DeSiRe-GS: 4D Street Gaussians for Static-Dynamic Decomposition and Surface Reconstruction for Urban Driving Scenes
We present DeSiRe-GS, a self-supervised gaussian splatting representation, enabling effective static-dynamic decomposition and high-fidelity surface reconstruction in complex driving scenarios. Our approach employs a two-stage optimization pipeline of dynamic street Gaussians. In the first stage, we extract 2D motion masks based on the observation that 3D Gaussian Splatting inherently can reconstruct only the static regions in dynamic environments. These extracted 2D motion priors are then mapped into the Gaussian space in a differentiable manner, leveraging an efficient formulation of dynamic Gaussians in the second stage. Combined with the introduced geometric regularizations, our method are able to address the over-fitting issues caused by data sparsity in autonomous driving, reconstructing physically plausible Gaussians that align with object surfaces rather than floating in air. Furthermore, we introduce temporal cross-view consistency to ensure coherence across time and viewpoints, resulting in high-quality surface reconstruction. Comprehensive experiments demonstrate the efficiency and effectiveness of DeSiRe-GS, surpassing prior self-supervised arts and achieving accuracy comparable to methods relying on external 3D bounding box annotations.

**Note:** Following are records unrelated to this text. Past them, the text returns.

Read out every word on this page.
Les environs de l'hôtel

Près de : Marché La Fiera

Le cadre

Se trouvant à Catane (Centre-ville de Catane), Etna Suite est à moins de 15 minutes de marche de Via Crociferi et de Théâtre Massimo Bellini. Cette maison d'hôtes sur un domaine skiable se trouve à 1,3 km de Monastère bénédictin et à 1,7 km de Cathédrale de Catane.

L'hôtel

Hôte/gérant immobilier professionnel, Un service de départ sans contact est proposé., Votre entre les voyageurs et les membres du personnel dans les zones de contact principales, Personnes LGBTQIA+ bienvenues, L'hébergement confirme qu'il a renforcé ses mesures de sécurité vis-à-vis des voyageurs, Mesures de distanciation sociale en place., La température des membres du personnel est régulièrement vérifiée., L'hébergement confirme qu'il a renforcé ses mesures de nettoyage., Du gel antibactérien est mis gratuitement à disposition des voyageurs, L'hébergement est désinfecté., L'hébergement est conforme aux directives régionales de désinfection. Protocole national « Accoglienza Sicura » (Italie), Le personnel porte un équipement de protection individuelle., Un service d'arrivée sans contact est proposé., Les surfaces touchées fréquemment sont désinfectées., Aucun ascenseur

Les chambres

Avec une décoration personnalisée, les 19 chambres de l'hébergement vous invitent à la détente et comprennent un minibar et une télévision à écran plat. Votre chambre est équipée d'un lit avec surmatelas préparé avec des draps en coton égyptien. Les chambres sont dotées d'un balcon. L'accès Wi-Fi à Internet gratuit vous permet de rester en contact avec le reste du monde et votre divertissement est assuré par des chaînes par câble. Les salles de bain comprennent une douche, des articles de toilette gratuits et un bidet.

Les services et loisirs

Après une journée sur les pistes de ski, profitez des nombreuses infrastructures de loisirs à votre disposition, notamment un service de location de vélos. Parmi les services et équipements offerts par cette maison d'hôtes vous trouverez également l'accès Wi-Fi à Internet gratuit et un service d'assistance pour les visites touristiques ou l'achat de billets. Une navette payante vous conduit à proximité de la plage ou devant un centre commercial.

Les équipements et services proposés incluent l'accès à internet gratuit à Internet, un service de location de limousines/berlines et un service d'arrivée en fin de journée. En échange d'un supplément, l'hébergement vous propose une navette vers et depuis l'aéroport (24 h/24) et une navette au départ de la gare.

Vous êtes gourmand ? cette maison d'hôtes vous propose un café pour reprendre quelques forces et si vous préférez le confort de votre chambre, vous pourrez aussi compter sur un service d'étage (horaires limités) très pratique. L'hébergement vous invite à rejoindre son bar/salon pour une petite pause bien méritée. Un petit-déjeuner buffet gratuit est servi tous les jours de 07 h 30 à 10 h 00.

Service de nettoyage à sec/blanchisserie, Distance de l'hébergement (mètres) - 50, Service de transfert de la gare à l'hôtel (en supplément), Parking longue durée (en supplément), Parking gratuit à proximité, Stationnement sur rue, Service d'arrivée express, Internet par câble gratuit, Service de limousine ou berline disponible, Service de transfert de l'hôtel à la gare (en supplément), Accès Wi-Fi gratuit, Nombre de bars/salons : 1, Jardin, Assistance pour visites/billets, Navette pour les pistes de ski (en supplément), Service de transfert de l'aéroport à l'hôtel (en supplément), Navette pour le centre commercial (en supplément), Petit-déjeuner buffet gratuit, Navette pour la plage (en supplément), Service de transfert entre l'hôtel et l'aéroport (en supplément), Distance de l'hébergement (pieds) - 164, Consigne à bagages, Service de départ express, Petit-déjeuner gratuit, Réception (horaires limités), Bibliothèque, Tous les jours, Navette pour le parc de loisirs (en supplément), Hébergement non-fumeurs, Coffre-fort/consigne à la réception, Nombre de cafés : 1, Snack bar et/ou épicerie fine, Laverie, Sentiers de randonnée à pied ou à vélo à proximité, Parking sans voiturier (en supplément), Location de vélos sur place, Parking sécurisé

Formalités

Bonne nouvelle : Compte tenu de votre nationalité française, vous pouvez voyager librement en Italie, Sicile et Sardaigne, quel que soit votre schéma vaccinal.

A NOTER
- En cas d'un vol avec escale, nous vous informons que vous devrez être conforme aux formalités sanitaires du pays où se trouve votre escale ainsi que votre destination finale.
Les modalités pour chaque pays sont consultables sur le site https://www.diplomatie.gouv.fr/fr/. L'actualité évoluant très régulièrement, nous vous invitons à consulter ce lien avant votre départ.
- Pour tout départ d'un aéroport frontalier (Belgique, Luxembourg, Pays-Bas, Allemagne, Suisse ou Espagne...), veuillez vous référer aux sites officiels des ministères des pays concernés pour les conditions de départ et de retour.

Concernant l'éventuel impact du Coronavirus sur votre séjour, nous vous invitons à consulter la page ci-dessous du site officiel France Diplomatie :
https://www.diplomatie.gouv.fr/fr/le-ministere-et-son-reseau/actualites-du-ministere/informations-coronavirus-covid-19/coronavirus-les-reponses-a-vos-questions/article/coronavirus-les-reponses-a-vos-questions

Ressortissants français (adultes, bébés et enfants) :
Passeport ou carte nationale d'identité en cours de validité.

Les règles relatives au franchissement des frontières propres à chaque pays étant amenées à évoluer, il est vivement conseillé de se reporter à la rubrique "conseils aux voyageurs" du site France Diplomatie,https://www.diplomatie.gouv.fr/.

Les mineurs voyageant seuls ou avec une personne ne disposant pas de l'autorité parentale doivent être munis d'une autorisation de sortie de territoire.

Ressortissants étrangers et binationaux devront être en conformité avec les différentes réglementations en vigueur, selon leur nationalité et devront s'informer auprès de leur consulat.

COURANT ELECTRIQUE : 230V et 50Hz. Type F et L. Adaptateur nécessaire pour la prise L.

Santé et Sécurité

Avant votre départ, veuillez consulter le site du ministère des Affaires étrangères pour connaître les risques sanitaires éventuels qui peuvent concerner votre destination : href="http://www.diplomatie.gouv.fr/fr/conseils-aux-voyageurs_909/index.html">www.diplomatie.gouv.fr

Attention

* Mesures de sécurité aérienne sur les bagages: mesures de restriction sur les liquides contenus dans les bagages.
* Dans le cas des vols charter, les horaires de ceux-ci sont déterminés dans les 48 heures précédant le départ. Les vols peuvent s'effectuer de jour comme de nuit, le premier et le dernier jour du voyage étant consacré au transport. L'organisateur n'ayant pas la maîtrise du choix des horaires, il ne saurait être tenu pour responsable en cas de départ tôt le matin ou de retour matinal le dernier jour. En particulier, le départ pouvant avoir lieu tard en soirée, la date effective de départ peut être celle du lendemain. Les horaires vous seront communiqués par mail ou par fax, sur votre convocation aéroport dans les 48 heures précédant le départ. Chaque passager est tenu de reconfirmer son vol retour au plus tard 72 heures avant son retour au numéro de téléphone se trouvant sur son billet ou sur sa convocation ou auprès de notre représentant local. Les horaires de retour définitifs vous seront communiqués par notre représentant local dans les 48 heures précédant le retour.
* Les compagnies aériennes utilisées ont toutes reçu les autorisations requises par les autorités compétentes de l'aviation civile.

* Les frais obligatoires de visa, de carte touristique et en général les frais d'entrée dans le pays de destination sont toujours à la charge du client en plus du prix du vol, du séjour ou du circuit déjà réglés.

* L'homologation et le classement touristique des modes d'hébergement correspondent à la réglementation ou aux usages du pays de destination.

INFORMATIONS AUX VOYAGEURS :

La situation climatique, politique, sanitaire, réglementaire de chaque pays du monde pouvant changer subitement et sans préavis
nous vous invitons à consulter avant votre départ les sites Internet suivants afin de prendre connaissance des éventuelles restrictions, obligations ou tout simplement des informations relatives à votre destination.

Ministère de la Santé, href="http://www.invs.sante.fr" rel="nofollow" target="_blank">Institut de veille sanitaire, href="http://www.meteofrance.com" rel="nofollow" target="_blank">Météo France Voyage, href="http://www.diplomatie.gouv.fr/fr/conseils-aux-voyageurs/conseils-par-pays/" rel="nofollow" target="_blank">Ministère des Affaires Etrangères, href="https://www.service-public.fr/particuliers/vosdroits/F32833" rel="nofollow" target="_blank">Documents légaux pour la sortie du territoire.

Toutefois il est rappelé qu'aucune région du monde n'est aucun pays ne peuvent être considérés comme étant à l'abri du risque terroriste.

我们提出了 DeSiRe-GS,一种自监督的高斯点绘制表示方法,能够在复杂驾驶场景中实现有效的静态-动态分解和高保真表面重建。我们的方法采用两阶段的优化管道,用于处理动态街景中的高斯点。 在第一阶段,我们基于一个关键观察——三维高斯点绘制本质上只能重建动态环境中的静态区域——提取二维运动掩膜。这些提取的二维运动先验随后被以可微分的方式映射到高斯空间。在第二阶段,我们利用动态高斯的高效表达式进行优化。结合我们提出的几何正则化策略,该方法能够解决自动驾驶数据稀疏性导致的过拟合问题,从而重建与物体表面对齐的物理合理高斯点,而不是漂浮在空中。 此外,我们引入了时间上的跨视角一致性,确保时间和视点上的连贯性,从而实现高质量的表面重建。全面的实验表明,DeSiRe-GS 在效率和效果上均优于现有的自监督方法,并在准确性上接近依赖外部 3D 边界框标注的方法。